Hull warmer than Heathrow was 60 years ago

The UK’s average temperature, rainfall and sunshine have all increased over the past 60 years, according to new climate analysis by the Met Office, with Hull now warmer than Heathrow was in 1961.

Sun shining over the Humber Bridge, Hull Sun shining over the Humber Bridge, Hull. Image: Pixabay

Comparing data between the UK’s two previous 30-year ‘averaging’ points, the Met Office has revealed that the climate has been shifting at varying rates across the country, with some parts of north-eastern and eastern England seeing increases in sunshine by more than 13%. 

Between 1961-1990 and 1991-2020, the average temperature across the UK increased by 0.8°C, rainfall by 7.3%, and sunshine by 5.6% according to the new analysis. 

Temperatures have risen most in central and eastern England, where areas such as Bedfordshire and Leicestershire have seen increases of more than 1°C. 

Temperatures have also risen by 0.7°C in Scotland and Northern Ireland.

Dr Mark McCarthy, head of the Met Office National Climate Information Centre, said: “The result of human-induced climate change in the UK is that higher temperatures are felt further north than they used to be. If you look at the average temperature, for example, between 1991-2020 Hull has been warmer on average than Heathrow in London was during the previous climate averaging period, 1961-1990.”
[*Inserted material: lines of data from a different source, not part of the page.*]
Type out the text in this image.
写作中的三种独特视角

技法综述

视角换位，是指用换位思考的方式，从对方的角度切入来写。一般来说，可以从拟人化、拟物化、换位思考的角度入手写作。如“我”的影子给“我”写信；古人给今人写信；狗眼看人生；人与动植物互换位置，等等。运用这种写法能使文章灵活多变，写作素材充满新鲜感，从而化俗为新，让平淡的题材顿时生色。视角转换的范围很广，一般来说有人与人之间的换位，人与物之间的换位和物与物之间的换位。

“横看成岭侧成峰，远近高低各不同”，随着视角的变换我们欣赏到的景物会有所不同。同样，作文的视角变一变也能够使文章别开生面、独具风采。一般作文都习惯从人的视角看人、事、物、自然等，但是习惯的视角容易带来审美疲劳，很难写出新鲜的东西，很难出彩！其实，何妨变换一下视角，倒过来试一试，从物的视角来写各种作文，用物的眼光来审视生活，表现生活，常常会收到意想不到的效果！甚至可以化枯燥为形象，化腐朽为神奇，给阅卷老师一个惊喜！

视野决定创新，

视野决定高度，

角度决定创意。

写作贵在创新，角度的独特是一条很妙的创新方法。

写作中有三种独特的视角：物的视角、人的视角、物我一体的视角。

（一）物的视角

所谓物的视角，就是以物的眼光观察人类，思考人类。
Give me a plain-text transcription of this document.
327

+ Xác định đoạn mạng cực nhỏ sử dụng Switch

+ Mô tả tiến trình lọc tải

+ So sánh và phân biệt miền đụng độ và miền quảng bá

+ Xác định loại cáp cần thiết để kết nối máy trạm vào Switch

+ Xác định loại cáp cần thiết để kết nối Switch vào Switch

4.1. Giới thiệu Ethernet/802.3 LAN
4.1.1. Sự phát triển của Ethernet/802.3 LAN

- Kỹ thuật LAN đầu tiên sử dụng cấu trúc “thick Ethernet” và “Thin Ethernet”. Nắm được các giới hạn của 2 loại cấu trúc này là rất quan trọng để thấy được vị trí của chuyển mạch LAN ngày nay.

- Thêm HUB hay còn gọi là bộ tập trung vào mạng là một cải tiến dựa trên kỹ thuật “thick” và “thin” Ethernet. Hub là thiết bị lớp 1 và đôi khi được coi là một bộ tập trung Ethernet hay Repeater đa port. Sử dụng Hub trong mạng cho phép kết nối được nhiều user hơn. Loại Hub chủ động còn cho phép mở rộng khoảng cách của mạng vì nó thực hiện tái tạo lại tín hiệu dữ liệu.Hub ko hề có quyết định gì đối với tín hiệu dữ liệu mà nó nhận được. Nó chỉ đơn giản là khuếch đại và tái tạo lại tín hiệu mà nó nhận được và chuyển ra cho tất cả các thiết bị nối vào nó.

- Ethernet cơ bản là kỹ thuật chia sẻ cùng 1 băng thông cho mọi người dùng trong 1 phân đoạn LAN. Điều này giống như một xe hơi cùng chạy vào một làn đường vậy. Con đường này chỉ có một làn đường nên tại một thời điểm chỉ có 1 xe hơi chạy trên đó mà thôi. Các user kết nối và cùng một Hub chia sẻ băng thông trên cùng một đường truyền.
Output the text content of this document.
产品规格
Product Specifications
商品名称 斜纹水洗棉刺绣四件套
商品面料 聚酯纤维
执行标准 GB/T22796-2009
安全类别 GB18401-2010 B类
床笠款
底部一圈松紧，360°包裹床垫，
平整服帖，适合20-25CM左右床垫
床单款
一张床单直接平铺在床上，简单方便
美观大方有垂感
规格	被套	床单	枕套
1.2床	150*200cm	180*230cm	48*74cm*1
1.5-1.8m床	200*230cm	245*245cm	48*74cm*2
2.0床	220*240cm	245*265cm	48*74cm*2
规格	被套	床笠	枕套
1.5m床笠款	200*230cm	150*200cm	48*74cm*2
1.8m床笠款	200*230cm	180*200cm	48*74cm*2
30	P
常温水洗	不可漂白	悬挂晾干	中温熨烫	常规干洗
Temperatures which were once limited to London and parts of the far south of England are now being experienced in places up to 250km further north, he said.

The Met Office analysis also shows that annual average rainfall has increased by more than 10% between the two 30-year periods across large parts of Scotland. Glasgow has seen an annual increase of 12 days per year where it records more than 1mm of rain, compared to Cambridgeshire which averages just one day per year. 

In terms of the number of days of air frost - when air temperature drops below zero - the UK has seen an average reduction of 11.1 days per year. This has been particularly pronounced in areas such as Derbyshire, Northamptonshire, Northumberland, Nottinghamshire, Rutland, Shetland, Staffordshire, County Antrim and County Londonderry.

McCarthy said that much of what the Met Office analysis shows at a local scale fits the national and international picture.